Kolay kolay doktora gitmeyen, ilaç kullanmayan biriyim.
Hayatımda kendimle ilgili topu topu 10 kez hastaneye gitmemişimdir.
Covid meselesi gündeme geldiği günden bu yana da çevreci biri olarak kafamda, bu hastalıkla ilgili çeşitli senaryolar oluştu.
Hastalığa inanmama, bu hastalığın aslında psikolojik bir yıkım projesi olduğuna inanma, vs. vs gibi durumlar yaşadım.
Halen de kafamda bir takım sorular yok değil.
Hele hele her ne sebeple olursa olsun kimyasal ilaç ve aşıları çok mecbur kalmadıkça tercih etmiyorum.
Bağışıklık sistemini güçlendirmek ve yaş ilerledikçe bedenimde oluşan hasarları bertaraf etmek için olabildiğince bitkisel ilaç ve sağlıklı ürünlerle yetinmeye çalışıyorum.
Sağlığıma iyi de geldiğini söyleyebilirim.
Mesela dün defneyaprağı ile karışık lavanta çayı içtim.
Bu gün sade kekik içtim.
Yarın ise yabani nane çayı günü.
Ertesi gün ekinezya çayı içmeyi planlıyorum.
Bir sonraki gün ise incir ve kayısı var menüde.
Benim ilaç listem bunlardan oluşuyor.
Bunu koronadan önce yapıyordum.
Halen devam ediyorum.
Şifalı otları da kendim doğada topluyorum.
Stoklarımda doğadan ellerimle topladığım10–15 çeşit şifalı otlar var.
Size de öneririm.
Covid ve aşı meselesine dönecek olursak;
İnansak da inanmasak da bu illet hastalık başımıza musallat olmuş ve gitmiyor.

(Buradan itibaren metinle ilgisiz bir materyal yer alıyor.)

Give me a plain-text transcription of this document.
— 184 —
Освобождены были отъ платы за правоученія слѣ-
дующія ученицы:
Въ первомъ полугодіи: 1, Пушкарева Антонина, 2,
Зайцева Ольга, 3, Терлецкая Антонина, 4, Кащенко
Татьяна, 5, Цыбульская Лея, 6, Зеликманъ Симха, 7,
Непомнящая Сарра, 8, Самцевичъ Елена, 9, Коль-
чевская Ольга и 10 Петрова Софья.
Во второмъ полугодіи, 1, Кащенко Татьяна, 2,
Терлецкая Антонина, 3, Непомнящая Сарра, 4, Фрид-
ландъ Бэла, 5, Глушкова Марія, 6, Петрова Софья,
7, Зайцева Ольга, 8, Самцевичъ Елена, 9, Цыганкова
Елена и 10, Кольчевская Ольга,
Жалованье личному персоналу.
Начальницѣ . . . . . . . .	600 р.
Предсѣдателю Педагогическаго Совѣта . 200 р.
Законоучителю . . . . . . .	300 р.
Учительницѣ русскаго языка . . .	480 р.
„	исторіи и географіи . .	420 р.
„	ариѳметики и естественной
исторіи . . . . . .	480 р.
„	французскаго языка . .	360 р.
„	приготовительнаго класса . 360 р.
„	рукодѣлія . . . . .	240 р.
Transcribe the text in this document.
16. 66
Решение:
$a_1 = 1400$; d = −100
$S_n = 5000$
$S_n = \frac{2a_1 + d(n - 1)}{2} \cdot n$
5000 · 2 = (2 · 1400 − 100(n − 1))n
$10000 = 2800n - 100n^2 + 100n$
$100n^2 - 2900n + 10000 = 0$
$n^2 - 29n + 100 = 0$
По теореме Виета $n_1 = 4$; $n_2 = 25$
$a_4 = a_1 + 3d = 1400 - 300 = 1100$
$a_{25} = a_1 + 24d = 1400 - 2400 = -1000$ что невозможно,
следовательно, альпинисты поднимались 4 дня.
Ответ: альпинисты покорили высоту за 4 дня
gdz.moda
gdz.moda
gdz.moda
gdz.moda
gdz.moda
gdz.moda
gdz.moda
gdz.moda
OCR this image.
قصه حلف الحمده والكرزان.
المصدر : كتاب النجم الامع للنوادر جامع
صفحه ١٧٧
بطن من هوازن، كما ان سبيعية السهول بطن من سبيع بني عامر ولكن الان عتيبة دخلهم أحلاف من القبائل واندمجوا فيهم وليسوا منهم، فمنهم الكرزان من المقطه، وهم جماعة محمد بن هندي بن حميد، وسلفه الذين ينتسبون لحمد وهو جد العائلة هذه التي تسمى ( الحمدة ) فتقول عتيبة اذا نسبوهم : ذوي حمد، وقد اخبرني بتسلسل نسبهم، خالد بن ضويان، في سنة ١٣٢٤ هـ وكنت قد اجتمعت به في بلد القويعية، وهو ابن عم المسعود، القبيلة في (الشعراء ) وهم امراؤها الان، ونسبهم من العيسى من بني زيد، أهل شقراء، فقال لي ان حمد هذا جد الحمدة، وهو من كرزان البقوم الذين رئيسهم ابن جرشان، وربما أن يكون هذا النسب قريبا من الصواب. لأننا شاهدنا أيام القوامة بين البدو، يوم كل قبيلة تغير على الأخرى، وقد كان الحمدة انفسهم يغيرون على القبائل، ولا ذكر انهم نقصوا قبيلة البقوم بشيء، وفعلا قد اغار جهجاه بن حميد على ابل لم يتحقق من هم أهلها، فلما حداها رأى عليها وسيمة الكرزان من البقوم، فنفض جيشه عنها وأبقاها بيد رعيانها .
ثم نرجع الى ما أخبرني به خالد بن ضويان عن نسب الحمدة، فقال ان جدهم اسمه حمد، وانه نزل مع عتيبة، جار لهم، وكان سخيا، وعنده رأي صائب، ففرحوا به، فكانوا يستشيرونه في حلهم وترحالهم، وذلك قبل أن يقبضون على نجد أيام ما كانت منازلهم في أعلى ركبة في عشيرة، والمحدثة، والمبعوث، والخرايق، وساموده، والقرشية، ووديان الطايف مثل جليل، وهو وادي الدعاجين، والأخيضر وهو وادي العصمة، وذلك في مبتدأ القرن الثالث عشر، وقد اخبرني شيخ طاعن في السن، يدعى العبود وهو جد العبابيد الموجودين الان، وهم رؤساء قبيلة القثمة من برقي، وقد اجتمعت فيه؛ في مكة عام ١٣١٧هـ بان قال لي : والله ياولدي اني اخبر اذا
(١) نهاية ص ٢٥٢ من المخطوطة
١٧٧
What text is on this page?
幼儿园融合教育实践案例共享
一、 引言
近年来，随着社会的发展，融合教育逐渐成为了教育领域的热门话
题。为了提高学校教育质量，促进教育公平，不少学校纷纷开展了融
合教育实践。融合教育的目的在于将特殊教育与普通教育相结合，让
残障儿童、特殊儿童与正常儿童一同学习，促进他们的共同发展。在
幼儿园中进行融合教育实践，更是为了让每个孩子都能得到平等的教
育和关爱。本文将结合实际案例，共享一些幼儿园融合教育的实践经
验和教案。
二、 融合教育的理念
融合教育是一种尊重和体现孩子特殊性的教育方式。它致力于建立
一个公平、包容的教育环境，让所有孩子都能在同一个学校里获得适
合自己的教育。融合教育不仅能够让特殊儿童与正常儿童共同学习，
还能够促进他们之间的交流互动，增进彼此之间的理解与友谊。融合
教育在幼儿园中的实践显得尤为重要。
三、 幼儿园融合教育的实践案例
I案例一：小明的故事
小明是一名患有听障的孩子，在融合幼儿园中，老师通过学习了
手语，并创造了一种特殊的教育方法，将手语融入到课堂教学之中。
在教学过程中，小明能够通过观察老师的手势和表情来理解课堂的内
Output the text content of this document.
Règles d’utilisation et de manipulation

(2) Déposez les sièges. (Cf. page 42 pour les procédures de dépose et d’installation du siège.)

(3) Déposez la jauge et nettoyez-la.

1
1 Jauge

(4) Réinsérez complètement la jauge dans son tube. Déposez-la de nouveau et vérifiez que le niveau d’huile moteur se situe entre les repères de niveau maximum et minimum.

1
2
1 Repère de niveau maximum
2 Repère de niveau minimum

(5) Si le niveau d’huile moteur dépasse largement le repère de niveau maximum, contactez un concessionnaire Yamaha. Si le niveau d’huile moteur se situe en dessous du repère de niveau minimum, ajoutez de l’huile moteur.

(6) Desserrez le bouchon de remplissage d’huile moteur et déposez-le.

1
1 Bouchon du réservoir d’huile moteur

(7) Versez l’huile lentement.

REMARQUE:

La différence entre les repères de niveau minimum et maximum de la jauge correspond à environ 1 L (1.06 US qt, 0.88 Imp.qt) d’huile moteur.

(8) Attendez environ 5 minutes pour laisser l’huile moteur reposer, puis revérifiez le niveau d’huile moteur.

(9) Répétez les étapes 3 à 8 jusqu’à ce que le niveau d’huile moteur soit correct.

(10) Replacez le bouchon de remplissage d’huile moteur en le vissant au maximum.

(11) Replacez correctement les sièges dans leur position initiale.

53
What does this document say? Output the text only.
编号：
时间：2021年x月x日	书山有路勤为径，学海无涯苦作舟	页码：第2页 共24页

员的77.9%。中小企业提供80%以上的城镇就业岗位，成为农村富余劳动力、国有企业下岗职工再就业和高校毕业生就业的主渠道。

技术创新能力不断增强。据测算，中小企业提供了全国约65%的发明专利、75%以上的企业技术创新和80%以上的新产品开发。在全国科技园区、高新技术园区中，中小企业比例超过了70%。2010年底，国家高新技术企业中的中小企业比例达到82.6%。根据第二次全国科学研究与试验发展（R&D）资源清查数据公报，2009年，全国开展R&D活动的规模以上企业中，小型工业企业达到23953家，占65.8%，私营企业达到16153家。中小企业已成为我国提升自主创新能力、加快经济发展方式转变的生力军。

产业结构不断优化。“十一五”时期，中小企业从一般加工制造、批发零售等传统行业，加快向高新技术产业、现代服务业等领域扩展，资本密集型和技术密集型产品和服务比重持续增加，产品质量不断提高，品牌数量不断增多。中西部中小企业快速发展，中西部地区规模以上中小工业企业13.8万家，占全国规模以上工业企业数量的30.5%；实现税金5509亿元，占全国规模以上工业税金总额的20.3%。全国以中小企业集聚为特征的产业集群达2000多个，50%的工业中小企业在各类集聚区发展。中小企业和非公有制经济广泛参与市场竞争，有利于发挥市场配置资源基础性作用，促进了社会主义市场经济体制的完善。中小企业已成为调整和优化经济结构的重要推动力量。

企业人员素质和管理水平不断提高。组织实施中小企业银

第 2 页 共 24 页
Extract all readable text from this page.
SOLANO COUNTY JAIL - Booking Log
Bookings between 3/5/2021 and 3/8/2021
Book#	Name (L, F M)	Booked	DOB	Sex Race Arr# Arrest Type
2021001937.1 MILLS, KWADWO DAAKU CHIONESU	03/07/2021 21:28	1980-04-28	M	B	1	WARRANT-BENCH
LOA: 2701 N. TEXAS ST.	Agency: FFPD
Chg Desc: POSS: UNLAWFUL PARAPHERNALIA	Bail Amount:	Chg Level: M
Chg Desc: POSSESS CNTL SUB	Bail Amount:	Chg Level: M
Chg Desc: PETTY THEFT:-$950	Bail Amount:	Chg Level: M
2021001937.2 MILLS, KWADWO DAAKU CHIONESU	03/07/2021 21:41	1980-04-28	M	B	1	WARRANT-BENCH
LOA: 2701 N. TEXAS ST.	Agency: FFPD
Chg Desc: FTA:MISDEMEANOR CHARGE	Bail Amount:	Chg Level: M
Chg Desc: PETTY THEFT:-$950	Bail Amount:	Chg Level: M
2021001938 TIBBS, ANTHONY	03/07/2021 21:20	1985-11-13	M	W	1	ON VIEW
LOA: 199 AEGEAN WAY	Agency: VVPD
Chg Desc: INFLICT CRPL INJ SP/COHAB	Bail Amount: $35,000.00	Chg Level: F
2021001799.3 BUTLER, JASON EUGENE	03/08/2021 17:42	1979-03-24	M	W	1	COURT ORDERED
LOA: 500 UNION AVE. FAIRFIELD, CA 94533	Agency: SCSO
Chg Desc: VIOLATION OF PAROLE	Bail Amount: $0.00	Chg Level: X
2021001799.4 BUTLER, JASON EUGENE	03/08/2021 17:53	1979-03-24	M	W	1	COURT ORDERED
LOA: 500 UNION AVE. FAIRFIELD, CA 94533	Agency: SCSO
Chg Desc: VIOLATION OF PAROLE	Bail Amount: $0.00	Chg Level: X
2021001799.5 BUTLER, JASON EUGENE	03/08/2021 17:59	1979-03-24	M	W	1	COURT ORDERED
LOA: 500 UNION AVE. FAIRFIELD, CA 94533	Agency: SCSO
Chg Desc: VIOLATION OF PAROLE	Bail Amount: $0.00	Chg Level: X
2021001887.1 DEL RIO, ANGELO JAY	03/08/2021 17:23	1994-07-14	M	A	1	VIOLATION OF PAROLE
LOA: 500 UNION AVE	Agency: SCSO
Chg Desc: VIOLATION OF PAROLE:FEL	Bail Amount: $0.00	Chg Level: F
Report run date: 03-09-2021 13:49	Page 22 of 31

Kolay kolay gidecek de görünmüyor.
Her gün yeni vaka ve ölüm haberleri alıyoruz.
Bu illet bulaşıcı bela bir yükseliyor, bir iniyor.
Vakalar bu ara yine yükselişte.
Bütün bu nedenlerden dolayı bilim insanları ve sağlık uzmanlarının çağrılarına kulak verip aşı oldum.
İkinci aşımı da oldum.
Ben bile aşı olduysam herkes olmuştur diye düşünüyordum.
Ama açıklanan rakamlara bakıldığında Batman’da halen çoğunluk, aşı olmamış.
Elbette bir takım tereddütler ve haklı kaygılar olabilir.
Kimse kimseyi falakaya yatırarak aşı yapma hakkına sahip değildir.
Bu, rıza ve gönül işidir.
Ama aşı olmayanlar, hem kendi sağlıklarını hem de yakınlarının ve toplumun sağlığını tehlikeye düşürebilir.
Küresel bulaşıcı hastalık olan korona ile mücadeleye destek olmak ve bizim yüzümüzden kimseye zarar gelmemesi için herkesin mutlaka aşı olması ve kurallara uyması gerekiyor.
Elbette aşı da tek başına yeterli değildir.
Bu virüs tam olarak hayatımızdan çıkmadan tedbirleri elden bırakmamak gerekir.
COVID-19 şimdiden dünya çapında 2,6 milyondan fazla insanı öldürdü.
Tehlike büyük anlayacağınız.
Bunun için de aşı olan olmayan herkes, mümkün olduğu kadar evde kalmalı ve gerekmedikçe dışarı çıkmamalıdır.
Yapılmaması gereken diğer kurallara gelince;
Gerekmedikçe ve acil bir durum olmadıkça hastanelere sağlık kuruluşlarına gitmeyin, rutin sağlık sorunlarınızı erteleyin.
Yaşlılarınızı koruyun.
Onları toplumdan ve eğer evde bir içeri bir dışarı yapmak zorundaysanız kendinizden ve diğer ev halkından da izole edin.
Corona ile ilgili her bilginin doğruluğuna inanmayın.
Aşırı derecede paniğe kapılmayın ve ruh sağlığınızı koruyun.
Temizlik, mesafe ve maskeye dikkat.
Ben ikinci aşımı yapmama rağmen halen maskemi çıkarmadım.
Dedim ya, doğal beslenen ve ilaç yerine şifalı bitkileri tercih eden biri olarak ben bile aşı olduysam, demek ki büyük bir riskle karşı karşıyayız.